The concentrations of IL-6 and TNF-α are directly proportional to the amount of adipose tissue (32). TNF-α is responsible for endothelial changes, phagocyte oxidative metabolism stimuli, and increased adipocyte activity. IL-6, produced by monocytes and endothelial cells, is responsible for increased levels of CRP, which is a marker of inflammation (15,16).
IL-6 can act in several ways in the body according to its concentration, and plays a role in the production of acute phase proteins, which are related to post-inflammatory response. Furthermore, its increase can be directly associated with body mass and insulin resistance, thus being related to subclinical inflammation in obesity (33).
TNF-α presents higher serum concentrations in individuals with high VAT in comparison to those without central obesity (34). This may be confirmed by the results found in this study (Table IV).

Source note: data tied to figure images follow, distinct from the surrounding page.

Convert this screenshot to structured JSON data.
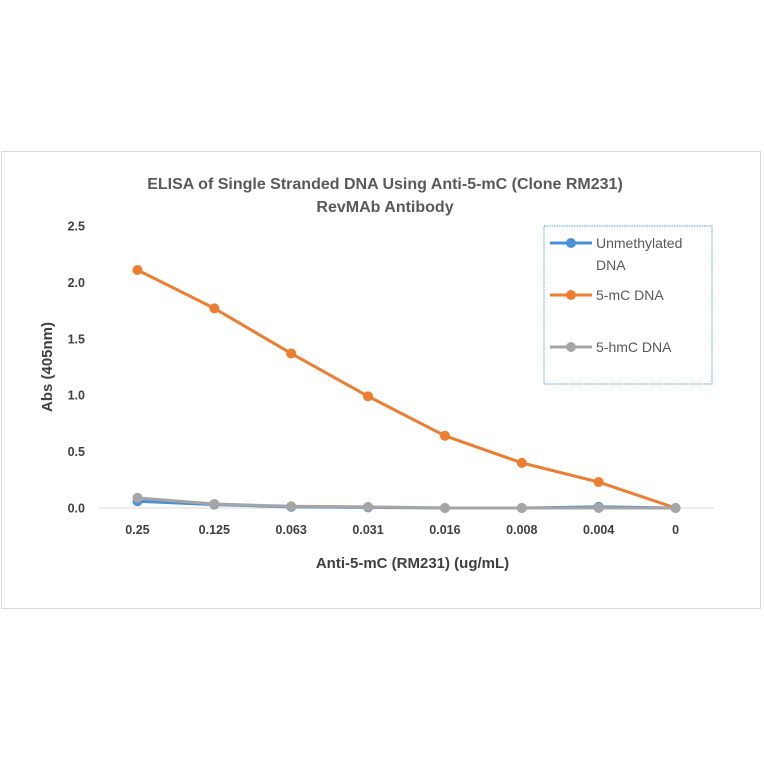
{
  "chart_data": {
    "type": "line",
    "title_lines": [
      "ELISA of Single Stranded DNA Using Anti-5-mC (Clone RM231)",
      "RevMAb Antibody"
    ],
    "xlabel": "Anti-5-mC (RM231) (ug/mL)",
    "ylabel": "Abs (405nm)",
    "categories": [
      "0.25",
      "0.125",
      "0.063",
      "0.031",
      "0.016",
      "0.008",
      "0.004",
      "0"
    ],
    "ylim": [
      0,
      2.5
    ],
    "yticks": [
      0.0,
      0.5,
      1.0,
      1.5,
      2.0,
      2.5
    ],
    "ytick_labels": [
      "0.0",
      "0.5",
      "1.0",
      "1.5",
      "2.0",
      "2.5"
    ],
    "grid": false,
    "legend": "top-right",
    "series": [
      {
        "name_lines": [
          "Unmethylated",
          "DNA"
        ],
        "color": "#4a90d9",
        "values": [
          0.06,
          0.03,
          0.01,
          0.005,
          0.0,
          0.0,
          0.01,
          0.0
        ]
      },
      {
        "name_lines": [
          "5-mC DNA"
        ],
        "color": "#ed7d31",
        "values": [
          2.11,
          1.77,
          1.37,
          0.99,
          0.64,
          0.4,
          0.23,
          0.0
        ]
      },
      {
        "name_lines": [
          "5-hmC DNA"
        ],
        "color": "#a5a5a5",
        "values": [
          0.09,
          0.035,
          0.015,
          0.01,
          0.0,
          0.0,
          0.0,
          0.0
        ]
      }
    ]
  }
}
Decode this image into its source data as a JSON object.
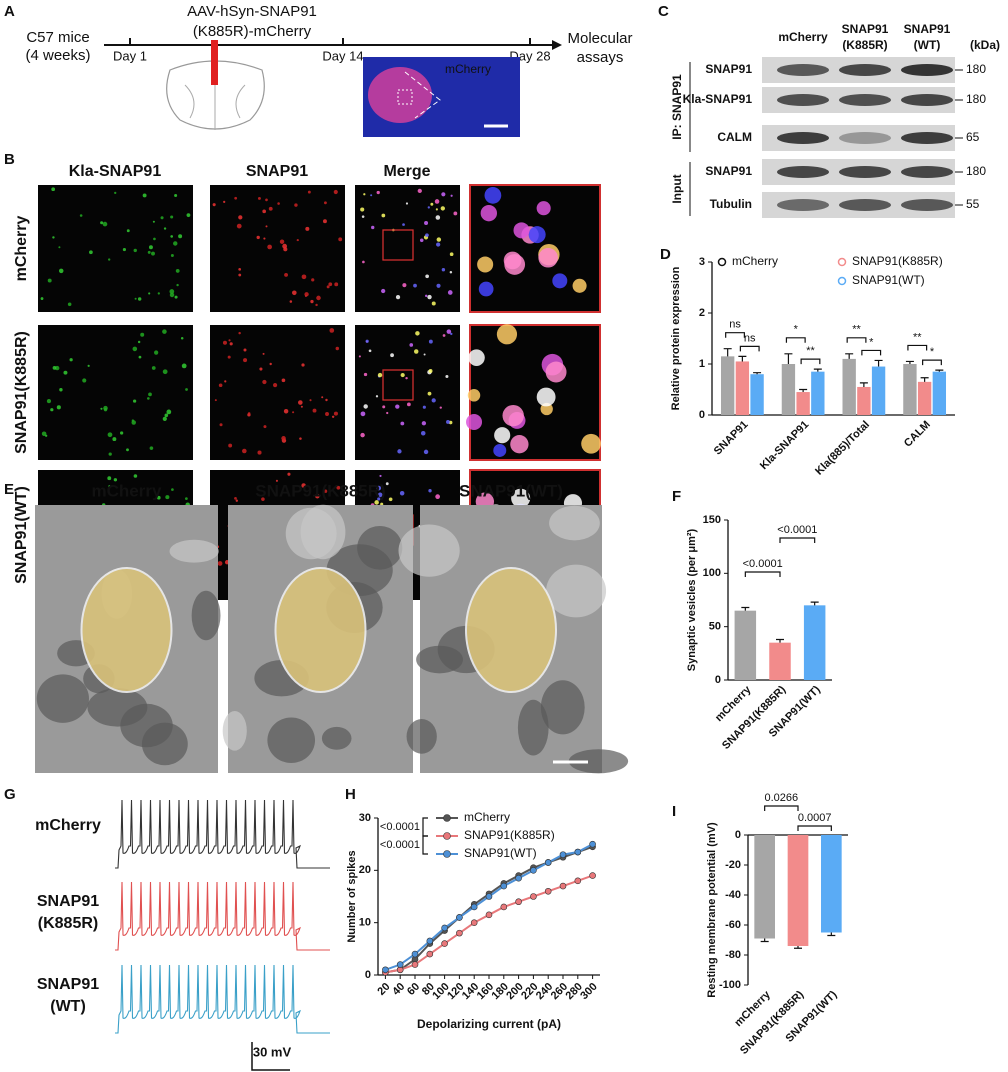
{
  "panel_a": {
    "letter": "A",
    "cohort": [
      "C57 mice",
      "(4 weeks)"
    ],
    "virus": [
      "AAV-hSyn-SNAP91",
      "(K885R)-mCherry"
    ],
    "timepoints": [
      "Day 1",
      "Day 14",
      "Day 28"
    ],
    "endpoint": [
      "Molecular",
      "assays"
    ],
    "image_label": "mCherry"
  },
  "panel_b": {
    "letter": "B",
    "columns": [
      "Kla-SNAP91",
      "SNAP91",
      "Merge"
    ],
    "rows": [
      "mCherry",
      "SNAP91(K885R)",
      "SNAP91(WT)"
    ]
  },
  "panel_c": {
    "letter": "C",
    "lanes": [
      [
        "mCherry"
      ],
      [
        "SNAP91",
        "(K885R)"
      ],
      [
        "SNAP91",
        "(WT)"
      ]
    ],
    "unit": "(kDa)",
    "groups": [
      "IP: SNAP91",
      "Input"
    ],
    "blots": [
      {
        "protein": "SNAP91",
        "kda": 180
      },
      {
        "protein": "Kla-SNAP91",
        "kda": 180
      },
      {
        "protein": "CALM",
        "kda": 65
      },
      {
        "protein": "SNAP91",
        "kda": 180
      },
      {
        "protein": "Tubulin",
        "kda": 55
      }
    ]
  },
  "panel_e": {
    "letter": "E",
    "titles": [
      "mCherry",
      "SNAP91(K885R)",
      "SNAP91(WT)"
    ]
  },
  "panel_g": {
    "letter": "G",
    "traces": [
      [
        "mCherry"
      ],
      [
        "SNAP91",
        "(K885R)"
      ],
      [
        "SNAP91",
        "(WT)"
      ]
    ],
    "scale_bar": "30 mV"
  },
  "chart_data": [
    {
      "label": "D",
      "type": "bar",
      "categories": [
        "SNAP91",
        "Kla-SNAP91",
        "Kla(885)/Total",
        "CALM"
      ],
      "series": [
        {
          "name": "mCherry",
          "color": "#a6a6a6",
          "values": [
            1.15,
            1.0,
            1.1,
            1.0
          ],
          "errors": [
            0.15,
            0.2,
            0.1,
            0.05
          ]
        },
        {
          "name": "SNAP91(K885R)",
          "color": "#f28b8b",
          "values": [
            1.05,
            0.45,
            0.55,
            0.65
          ],
          "errors": [
            0.1,
            0.05,
            0.08,
            0.08
          ]
        },
        {
          "name": "SNAP91(WT)",
          "color": "#5aabf5",
          "values": [
            0.8,
            0.85,
            0.95,
            0.85
          ],
          "errors": [
            0.03,
            0.05,
            0.12,
            0.03
          ]
        }
      ],
      "ylabel": "Relative protein expression",
      "ylim": [
        0,
        3
      ],
      "yticks": [
        0,
        1,
        2,
        3
      ],
      "significance": [
        [
          "ns",
          "ns"
        ],
        [
          "*",
          "**"
        ],
        [
          "**",
          "*"
        ],
        [
          "**",
          "*"
        ]
      ]
    },
    {
      "label": "F",
      "type": "bar",
      "categories": [
        "mCherry",
        "SNAP91(K885R)",
        "SNAP91(WT)"
      ],
      "values": [
        65,
        35,
        70
      ],
      "errors": [
        3,
        3,
        3
      ],
      "colors": [
        "#a6a6a6",
        "#f28b8b",
        "#5aabf5"
      ],
      "ylabel": "Synaptic vesicles (per μm²)",
      "ylim": [
        0,
        150
      ],
      "yticks": [
        0,
        50,
        100,
        150
      ],
      "comparisons": [
        "<0.0001",
        "<0.0001"
      ]
    },
    {
      "label": "H",
      "type": "line",
      "x": [
        20,
        40,
        60,
        80,
        100,
        120,
        140,
        160,
        180,
        200,
        220,
        240,
        260,
        280,
        300
      ],
      "series": [
        {
          "name": "mCherry",
          "color": "#555555",
          "values": [
            0.5,
            1,
            3,
            6,
            8.5,
            11,
            13.5,
            15.5,
            17.5,
            19,
            20.5,
            21.5,
            22.5,
            23.5,
            24.5
          ]
        },
        {
          "name": "SNAP91(K885R)",
          "color": "#e8777a",
          "values": [
            0.5,
            1,
            2,
            4,
            6,
            8,
            10,
            11.5,
            13,
            14,
            15,
            16,
            17,
            18,
            19
          ]
        },
        {
          "name": "SNAP91(WT)",
          "color": "#4d90d6",
          "values": [
            1,
            2,
            4,
            6.5,
            9,
            11,
            13,
            15,
            17,
            18.5,
            20,
            21.5,
            23,
            23.5,
            25
          ]
        }
      ],
      "xlabel": "Depolarizing current (pA)",
      "ylabel": "Number of spikes",
      "xlim": [
        10,
        310
      ],
      "ylim": [
        0,
        30
      ],
      "xticks": [
        20,
        40,
        60,
        80,
        100,
        120,
        140,
        160,
        180,
        200,
        220,
        240,
        260,
        280,
        300
      ],
      "yticks": [
        0,
        10,
        20,
        30
      ],
      "comparisons": [
        "<0.0001",
        "<0.0001"
      ]
    },
    {
      "label": "I",
      "type": "bar",
      "categories": [
        "mCherry",
        "SNAP91(K885R)",
        "SNAP91(WT)"
      ],
      "values": [
        -69,
        -74,
        -65
      ],
      "errors": [
        2,
        1.5,
        2
      ],
      "colors": [
        "#a6a6a6",
        "#f28b8b",
        "#5aabf5"
      ],
      "ylabel": "Resting membrane potential (mV)",
      "ylim": [
        -100,
        0
      ],
      "yticks": [
        -100,
        -80,
        -60,
        -40,
        -20,
        0
      ],
      "comparisons": [
        "0.0266",
        "0.0007"
      ]
    }
  ]
}
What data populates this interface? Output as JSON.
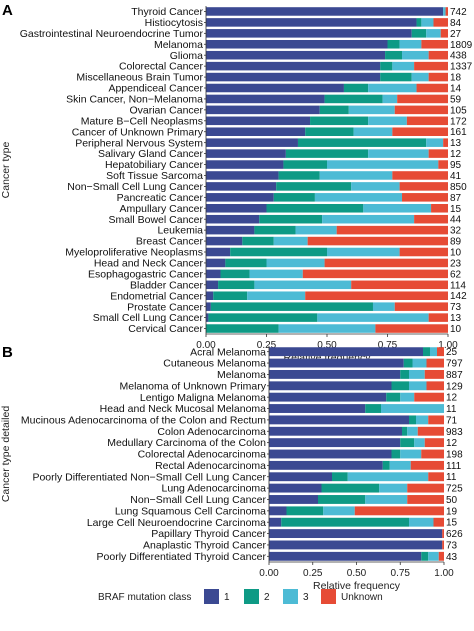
{
  "legend": {
    "title": "BRAF mutation class",
    "items": [
      {
        "label": "1",
        "color": "#3B4992"
      },
      {
        "label": "2",
        "color": "#0E9A85"
      },
      {
        "label": "3",
        "color": "#4DBBD5"
      },
      {
        "label": "Unknown",
        "color": "#E64B35"
      }
    ]
  },
  "chart_data": [
    {
      "type": "bar",
      "orientation": "horizontal",
      "stacked": true,
      "panel": "A",
      "xlabel": "Relative frequency",
      "ylabel": "Cancer type",
      "xlim": [
        0,
        1
      ],
      "xticks": [
        "0.00",
        "0.25",
        "0.50",
        "0.75",
        "1.00"
      ],
      "categories": [
        "Thyroid Cancer",
        "Histiocytosis",
        "Gastrointestinal Neuroendocrine Tumor",
        "Melanoma",
        "Glioma",
        "Colorectal Cancer",
        "Miscellaneous Brain Tumor",
        "Appendiceal Cancer",
        "Skin Cancer, Non−Melanoma",
        "Ovarian Cancer",
        "Mature B−Cell Neoplasms",
        "Cancer of Unknown Primary",
        "Peripheral Nervous System",
        "Salivary Gland Cancer",
        "Hepatobiliary Cancer",
        "Soft Tissue Sarcoma",
        "Non−Small Cell Lung Cancer",
        "Pancreatic Cancer",
        "Ampullary Cancer",
        "Small Bowel Cancer",
        "Leukemia",
        "Breast Cancer",
        "Myeloproliferative Neoplasms",
        "Head and Neck Cancer",
        "Esophagogastric Cancer",
        "Bladder Cancer",
        "Endometrial Cancer",
        "Prostate Cancer",
        "Small Cell Lung Cancer",
        "Cervical Cancer"
      ],
      "counts": [
        "742",
        "84",
        "27",
        "1809",
        "438",
        "1337",
        "18",
        "14",
        "59",
        "105",
        "172",
        "161",
        "13",
        "12",
        "95",
        "41",
        "850",
        "87",
        "15",
        "44",
        "32",
        "89",
        "10",
        "23",
        "62",
        "114",
        "142",
        "73",
        "13",
        "10"
      ],
      "series": [
        {
          "name": "1",
          "values": [
            0.98,
            0.87,
            0.85,
            0.75,
            0.74,
            0.72,
            0.72,
            0.57,
            0.49,
            0.47,
            0.43,
            0.41,
            0.38,
            0.33,
            0.32,
            0.3,
            0.29,
            0.28,
            0.25,
            0.22,
            0.2,
            0.15,
            0.1,
            0.08,
            0.06,
            0.05,
            0.03,
            0.02,
            0.01,
            0.0
          ]
        },
        {
          "name": "2",
          "values": [
            0.0,
            0.02,
            0.06,
            0.05,
            0.07,
            0.05,
            0.13,
            0.1,
            0.24,
            0.12,
            0.24,
            0.2,
            0.53,
            0.34,
            0.18,
            0.17,
            0.31,
            0.17,
            0.4,
            0.26,
            0.17,
            0.13,
            0.4,
            0.17,
            0.12,
            0.15,
            0.14,
            0.67,
            0.45,
            0.3
          ]
        },
        {
          "name": "3",
          "values": [
            0.01,
            0.05,
            0.06,
            0.09,
            0.11,
            0.09,
            0.07,
            0.2,
            0.06,
            0.19,
            0.16,
            0.16,
            0.07,
            0.25,
            0.46,
            0.3,
            0.2,
            0.36,
            0.28,
            0.38,
            0.17,
            0.14,
            0.3,
            0.24,
            0.22,
            0.4,
            0.24,
            0.09,
            0.46,
            0.4
          ]
        },
        {
          "name": "Unknown",
          "values": [
            0.01,
            0.06,
            0.03,
            0.11,
            0.08,
            0.14,
            0.08,
            0.13,
            0.21,
            0.22,
            0.17,
            0.23,
            0.02,
            0.08,
            0.04,
            0.23,
            0.2,
            0.19,
            0.07,
            0.14,
            0.46,
            0.58,
            0.2,
            0.51,
            0.6,
            0.4,
            0.59,
            0.22,
            0.08,
            0.3
          ]
        }
      ]
    },
    {
      "type": "bar",
      "orientation": "horizontal",
      "stacked": true,
      "panel": "B",
      "xlabel": "Relative frequency",
      "ylabel": "Cancer type detailed",
      "xlim": [
        0,
        1
      ],
      "xticks": [
        "0.00",
        "0.25",
        "0.50",
        "0.75",
        "1.00"
      ],
      "categories": [
        "Acral Melanoma",
        "Cutaneous Melanoma",
        "Melanoma",
        "Melanoma of Unknown Primary",
        "Lentigo Maligna Melanoma",
        "Head and Neck Mucosal Melanoma",
        "Mucinous Adenocarcinoma of the Colon and Rectum",
        "Colon Adenocarcinoma",
        "Medullary Carcinoma of the Colon",
        "Colorectal Adenocarcinoma",
        "Rectal Adenocarcinoma",
        "Poorly Differentiated Non−Small Cell Lung Cancer",
        "Lung Adenocarcinoma",
        "Non−Small Cell Lung Cancer",
        "Lung Squamous Cell Carcinoma",
        "Large Cell Neuroendocrine Carcinoma",
        "Papillary Thyroid Cancer",
        "Anaplastic Thyroid Cancer",
        "Poorly Differentiated Thyroid Cancer"
      ],
      "counts": [
        "25",
        "797",
        "887",
        "129",
        "12",
        "11",
        "71",
        "983",
        "12",
        "198",
        "111",
        "11",
        "725",
        "50",
        "19",
        "15",
        "626",
        "73",
        "43"
      ],
      "series": [
        {
          "name": "1",
          "values": [
            0.88,
            0.77,
            0.75,
            0.7,
            0.67,
            0.55,
            0.8,
            0.76,
            0.75,
            0.7,
            0.65,
            0.36,
            0.3,
            0.28,
            0.1,
            0.07,
            0.99,
            0.99,
            0.87
          ]
        },
        {
          "name": "2",
          "values": [
            0.04,
            0.05,
            0.05,
            0.1,
            0.08,
            0.09,
            0.04,
            0.03,
            0.08,
            0.05,
            0.04,
            0.09,
            0.33,
            0.27,
            0.21,
            0.73,
            0.0,
            0.0,
            0.04
          ]
        },
        {
          "name": "3",
          "values": [
            0.04,
            0.08,
            0.09,
            0.1,
            0.08,
            0.36,
            0.07,
            0.06,
            0.06,
            0.12,
            0.12,
            0.46,
            0.16,
            0.24,
            0.18,
            0.14,
            0.0,
            0.0,
            0.06
          ]
        },
        {
          "name": "Unknown",
          "values": [
            0.04,
            0.1,
            0.11,
            0.1,
            0.17,
            0.0,
            0.09,
            0.15,
            0.11,
            0.13,
            0.19,
            0.09,
            0.21,
            0.21,
            0.51,
            0.06,
            0.01,
            0.01,
            0.03
          ]
        }
      ]
    }
  ]
}
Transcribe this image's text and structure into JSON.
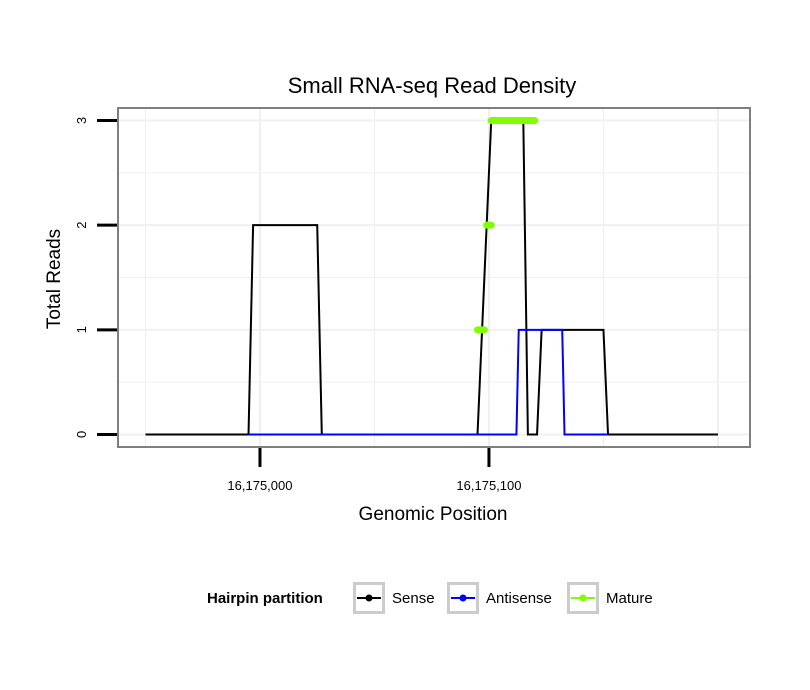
{
  "chart_data": {
    "type": "line",
    "title": "Small RNA-seq Read Density",
    "xlabel": "Genomic Position",
    "ylabel": "Total Reads",
    "xlim": [
      16174938,
      16175214
    ],
    "ylim": [
      -0.12,
      3.12
    ],
    "x_ticks": [
      16175000,
      16175100
    ],
    "x_tick_labels": [
      "16,175,000",
      "16,175,100"
    ],
    "y_ticks": [
      0,
      1,
      2,
      3
    ],
    "y_tick_labels": [
      "0",
      "1",
      "2",
      "3"
    ],
    "grid": true,
    "legend_title": "Hairpin partition",
    "legend_position": "bottom",
    "series": [
      {
        "name": "Sense",
        "color": "#000000",
        "x": [
          16174950,
          16174995,
          16174997,
          16175025,
          16175027,
          16175095,
          16175097,
          16175101,
          16175115,
          16175117,
          16175121,
          16175123,
          16175150,
          16175152,
          16175200
        ],
        "y": [
          0,
          0,
          2,
          2,
          0,
          0,
          1,
          3,
          3,
          0,
          0,
          1,
          1,
          0,
          0
        ]
      },
      {
        "name": "Antisense",
        "color": "#0000ff",
        "x": [
          16174995,
          16175025,
          16175112,
          16175113,
          16175132,
          16175133,
          16175152
        ],
        "y": [
          0,
          0,
          0,
          1,
          1,
          0,
          0
        ]
      },
      {
        "name": "Mature",
        "color": "#7fff00",
        "segments": [
          {
            "x": [
              16175095,
              16175098
            ],
            "y": [
              1,
              1
            ]
          },
          {
            "x": [
              16175099,
              16175101
            ],
            "y": [
              2,
              2
            ]
          },
          {
            "x": [
              16175101,
              16175120
            ],
            "y": [
              3,
              3
            ]
          }
        ]
      }
    ]
  }
}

IL-12 plays a role in cell-mediated immunity, and is necessary to provide resistance to intracellular infection. Therefore, this is a cytokine that can be key in the development of autoimmunity, although conflicting data have been reported about it (35). The plasma concentrations of this cytokine are higher in individuals suffering from overweight or obesity in comparison to eutrophic ones. Hence, IL-12 correlates positively with fat mass.
A possible explanation for these high levels stems from the presence of hyperleptinemia in individuals with body fat changes (36). According to Fantuzzi (37), leptin favors the production of pro-inflammatory cytokines such as TNF-α, IL-6 and IL-12 in monocytes and macrophages. Therefore, there is a relationship between weight accumulation and these inflammatory indexes. Furthermore, a correlation was identified between adiposity indexes and cytokines: increased IL-12, IL-6 and TNF-α levels are associated with increased CCI, WHR, FMI1 and FMI2 indexes (Table V).
CCI assesses the tendency towards developing cardiovascular and metabolic diseases, allowin direct comparisons of abdominal adiposity between individuals (38).
FMI1 and FMI2 play a role in defining metabolic syndrome and abnormalities in the distribution of body fat (lipodystrophy) (39). Changes in the distribution of body fat can be accompanied by changes in blood glucose, enhancing any predisposition to develop cardiovascular diseases and diabetes. Although these changes are prevalent in HIV-positive patients, they are unknown in healthy individuals. However, it is inferred that they arise from a sedentary lifestyle and consumption of hypercaloric foods (40). From this perspective, an assessment of FMI1 and FMI2 is useful for diagnosing and treating clinical obesity, as well as for identifying individuals at potential risk for developing risk factors related to obesity (39).
In the light of the foregoing, the models for multiple linear regression analysis between body adiposity indexes and cytokines in the current study (Table V) show that, as cytokines increase, so do these indexes. The calculation of these indexes is based on anthropometric measures, which are easier to obtain and have a lower cost as compared to cytokine assessment, since its application in clinical practice will lead to lower healthcare expenditures.
It is noteworthy that, when interpreting the data from this study, it is appropriate to consider certain research limitations. The key one is its cross-sectional design. Thus, the associations presented between independent factors and outcome variables do not necessarily represent causal relations, for this is the baseline of a longitudinal study. Therefore, the data shown can support further studies.
CONCLUSION
Pro-inflammatory cytokines in the current study were associated with an increase in adipose indexes. Obesity, especially morbid and visceral obesity, represents an inflammatory state, but its negative consequences are vitally important when it comes to cardiovascular disease. Therefore, these indexes may become a feasible strategy for clinical practice in order to identify propensity to inflammatory disorders.